Sometimes the rough lemon tree in the front garden would be golden with a huge crop of fruit. Then we would have lemon puddings each day for midday dinner – lemon jelly, lemon sponge, lemon pie – but we did not mind as the food was always good. Supper often consisted of soup and fish, followed by cold meat and sweet potatoes baked in their jackets, baked to perfection in a big coal range. We always tried to eat up all the sweet potatoes, for we knew that the balance would be served the next day with cinnamon sauce as a pudding, but we never did win, as there was always a reserve supply in the kitchen. Perhaps because we ate so much each time they baked more the next time! Besides after a morning on the beach and a long walk, anything wholesome and filling was good – even sweet potato pudding.

It is a spring night, mild and scented with garden flowers. The moon is full and the marguerite daisy bushes in the garden are an iridescent white. In the distance the frogs are croaking, millions all the way to Sir Lowry's Pass and the Strand, in the roadside ditches and the shallow pans. But there comes the chugging sound of the Ford Model T and the chorus stops. Then all is safe, and as if controlled by a conductor, the frogs start up again in unison. How do they all stop and start with such precision?

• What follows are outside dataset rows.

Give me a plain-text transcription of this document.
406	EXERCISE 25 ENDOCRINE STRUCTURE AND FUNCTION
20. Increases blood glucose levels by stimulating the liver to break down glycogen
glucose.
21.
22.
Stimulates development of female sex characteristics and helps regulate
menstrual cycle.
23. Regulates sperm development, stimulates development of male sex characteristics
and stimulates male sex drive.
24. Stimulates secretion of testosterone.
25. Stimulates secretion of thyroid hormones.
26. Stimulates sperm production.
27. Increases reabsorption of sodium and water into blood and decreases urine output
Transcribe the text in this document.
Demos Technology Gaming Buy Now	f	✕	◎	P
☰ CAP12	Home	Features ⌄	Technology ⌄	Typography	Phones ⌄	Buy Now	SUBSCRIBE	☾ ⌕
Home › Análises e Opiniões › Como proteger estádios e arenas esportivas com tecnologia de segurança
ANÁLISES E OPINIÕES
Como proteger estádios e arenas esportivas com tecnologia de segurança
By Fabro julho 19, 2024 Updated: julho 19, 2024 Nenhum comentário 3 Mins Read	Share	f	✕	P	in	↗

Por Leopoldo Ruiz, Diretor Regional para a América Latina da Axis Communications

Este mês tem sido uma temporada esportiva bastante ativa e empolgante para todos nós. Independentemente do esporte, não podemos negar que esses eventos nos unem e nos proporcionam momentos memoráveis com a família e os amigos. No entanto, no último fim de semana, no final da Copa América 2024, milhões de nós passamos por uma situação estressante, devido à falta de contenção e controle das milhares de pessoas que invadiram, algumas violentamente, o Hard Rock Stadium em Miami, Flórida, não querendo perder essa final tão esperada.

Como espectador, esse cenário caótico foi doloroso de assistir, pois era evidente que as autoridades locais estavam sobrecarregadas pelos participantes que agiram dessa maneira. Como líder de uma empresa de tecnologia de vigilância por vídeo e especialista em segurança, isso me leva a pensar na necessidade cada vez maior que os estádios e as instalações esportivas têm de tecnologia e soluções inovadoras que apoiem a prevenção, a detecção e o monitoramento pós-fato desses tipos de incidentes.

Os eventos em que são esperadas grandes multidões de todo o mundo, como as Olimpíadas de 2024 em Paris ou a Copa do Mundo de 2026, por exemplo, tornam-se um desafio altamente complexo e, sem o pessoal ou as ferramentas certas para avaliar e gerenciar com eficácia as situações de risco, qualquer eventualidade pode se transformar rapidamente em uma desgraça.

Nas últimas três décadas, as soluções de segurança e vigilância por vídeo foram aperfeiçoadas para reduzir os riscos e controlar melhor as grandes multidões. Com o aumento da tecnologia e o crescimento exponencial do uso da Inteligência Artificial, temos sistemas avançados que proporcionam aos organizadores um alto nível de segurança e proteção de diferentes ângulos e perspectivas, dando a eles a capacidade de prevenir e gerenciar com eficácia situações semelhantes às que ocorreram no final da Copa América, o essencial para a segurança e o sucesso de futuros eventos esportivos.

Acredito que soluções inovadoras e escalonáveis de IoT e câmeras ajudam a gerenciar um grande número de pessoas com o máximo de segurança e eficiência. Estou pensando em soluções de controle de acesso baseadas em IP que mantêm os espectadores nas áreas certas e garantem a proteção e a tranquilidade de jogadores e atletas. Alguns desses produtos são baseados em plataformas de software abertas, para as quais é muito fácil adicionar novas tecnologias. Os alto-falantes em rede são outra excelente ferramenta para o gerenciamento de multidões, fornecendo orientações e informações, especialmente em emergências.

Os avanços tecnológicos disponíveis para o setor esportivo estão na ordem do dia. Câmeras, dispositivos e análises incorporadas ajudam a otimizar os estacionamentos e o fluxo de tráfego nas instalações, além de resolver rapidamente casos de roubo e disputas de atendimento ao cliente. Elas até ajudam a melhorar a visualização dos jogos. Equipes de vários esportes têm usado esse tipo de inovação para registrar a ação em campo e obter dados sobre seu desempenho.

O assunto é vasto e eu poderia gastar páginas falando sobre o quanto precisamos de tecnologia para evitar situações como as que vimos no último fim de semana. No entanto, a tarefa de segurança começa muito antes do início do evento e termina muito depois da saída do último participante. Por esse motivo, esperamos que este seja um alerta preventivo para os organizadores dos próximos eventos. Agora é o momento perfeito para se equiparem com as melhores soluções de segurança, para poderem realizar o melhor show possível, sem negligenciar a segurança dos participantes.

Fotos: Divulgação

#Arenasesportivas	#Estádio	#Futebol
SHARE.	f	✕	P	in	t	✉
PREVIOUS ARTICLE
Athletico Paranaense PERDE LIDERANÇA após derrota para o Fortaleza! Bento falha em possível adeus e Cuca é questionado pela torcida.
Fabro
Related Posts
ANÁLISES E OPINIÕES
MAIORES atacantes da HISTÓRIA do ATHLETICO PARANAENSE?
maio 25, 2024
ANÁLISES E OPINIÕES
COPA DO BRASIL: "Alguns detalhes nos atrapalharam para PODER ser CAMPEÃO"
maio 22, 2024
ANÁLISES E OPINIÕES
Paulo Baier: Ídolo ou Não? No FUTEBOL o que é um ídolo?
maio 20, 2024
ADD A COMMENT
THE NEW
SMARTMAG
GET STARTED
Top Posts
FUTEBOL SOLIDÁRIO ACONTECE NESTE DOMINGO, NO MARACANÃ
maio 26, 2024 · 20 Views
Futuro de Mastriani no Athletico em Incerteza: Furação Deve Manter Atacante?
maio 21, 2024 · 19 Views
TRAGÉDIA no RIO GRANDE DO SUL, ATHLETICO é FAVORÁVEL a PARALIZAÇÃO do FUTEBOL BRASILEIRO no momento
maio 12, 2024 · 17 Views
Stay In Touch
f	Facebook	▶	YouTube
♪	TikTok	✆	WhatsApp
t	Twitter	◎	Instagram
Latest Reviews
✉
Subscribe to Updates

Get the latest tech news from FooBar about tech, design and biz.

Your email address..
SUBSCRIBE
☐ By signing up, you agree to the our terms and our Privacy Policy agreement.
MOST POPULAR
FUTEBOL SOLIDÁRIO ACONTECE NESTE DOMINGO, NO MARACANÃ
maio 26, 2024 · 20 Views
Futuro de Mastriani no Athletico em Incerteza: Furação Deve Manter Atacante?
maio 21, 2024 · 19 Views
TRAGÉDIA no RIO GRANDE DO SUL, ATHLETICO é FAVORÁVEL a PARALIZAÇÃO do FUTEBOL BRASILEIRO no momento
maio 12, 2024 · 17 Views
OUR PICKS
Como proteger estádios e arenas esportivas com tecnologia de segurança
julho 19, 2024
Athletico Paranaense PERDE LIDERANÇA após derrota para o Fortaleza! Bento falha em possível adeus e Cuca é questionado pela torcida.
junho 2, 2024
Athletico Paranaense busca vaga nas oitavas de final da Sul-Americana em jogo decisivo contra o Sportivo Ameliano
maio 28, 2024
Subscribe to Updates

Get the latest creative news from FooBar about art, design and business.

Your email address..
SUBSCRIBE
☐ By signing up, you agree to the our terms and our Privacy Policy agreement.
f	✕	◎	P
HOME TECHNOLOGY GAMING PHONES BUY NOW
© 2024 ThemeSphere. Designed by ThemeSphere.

The holiday is nearly at an end; tomorrow we must be in good time for the 3.10 p.m. train to Cape Town, and we shall be home by early evening. But why worry? When you are young you cannot imagine that anything will change; you know that there will be another holiday in this carefree little fishing village, and another, and another…

Things did change. In 1926 Father bought his first car, and this meant we could go further afield. Fred, who was the driver, started working at the bank, and he would sometimes take us to Gordon's Bay and then go back again. I began studies at the University. The sleepy village too was waking up. Father and Mother continued to go there, taken down by car either by Fred or me, and when Maree's closed down they went to Thelma's. However, after I married in 1936 and moved to Port Elizabeth, their connection with Gordon's Bay ended, as they began coming to Port Elizabeth for their holidays.


A family picnic at Gordon's Bay c.1935

Deep in my heart is still a love of that little village, now grown into a municipality with tarred streets, a fine harbour and the General Botha Naval College. Seldom seen but never forgotten.


Considering William's love of caravanning it is surprising that he makes no mention of caravans in these reminiscences. He learned this love from his father-in-law, Frederick Browning, whose first caravan is pictured below at Hermanus, c.1928. [A.S.K.]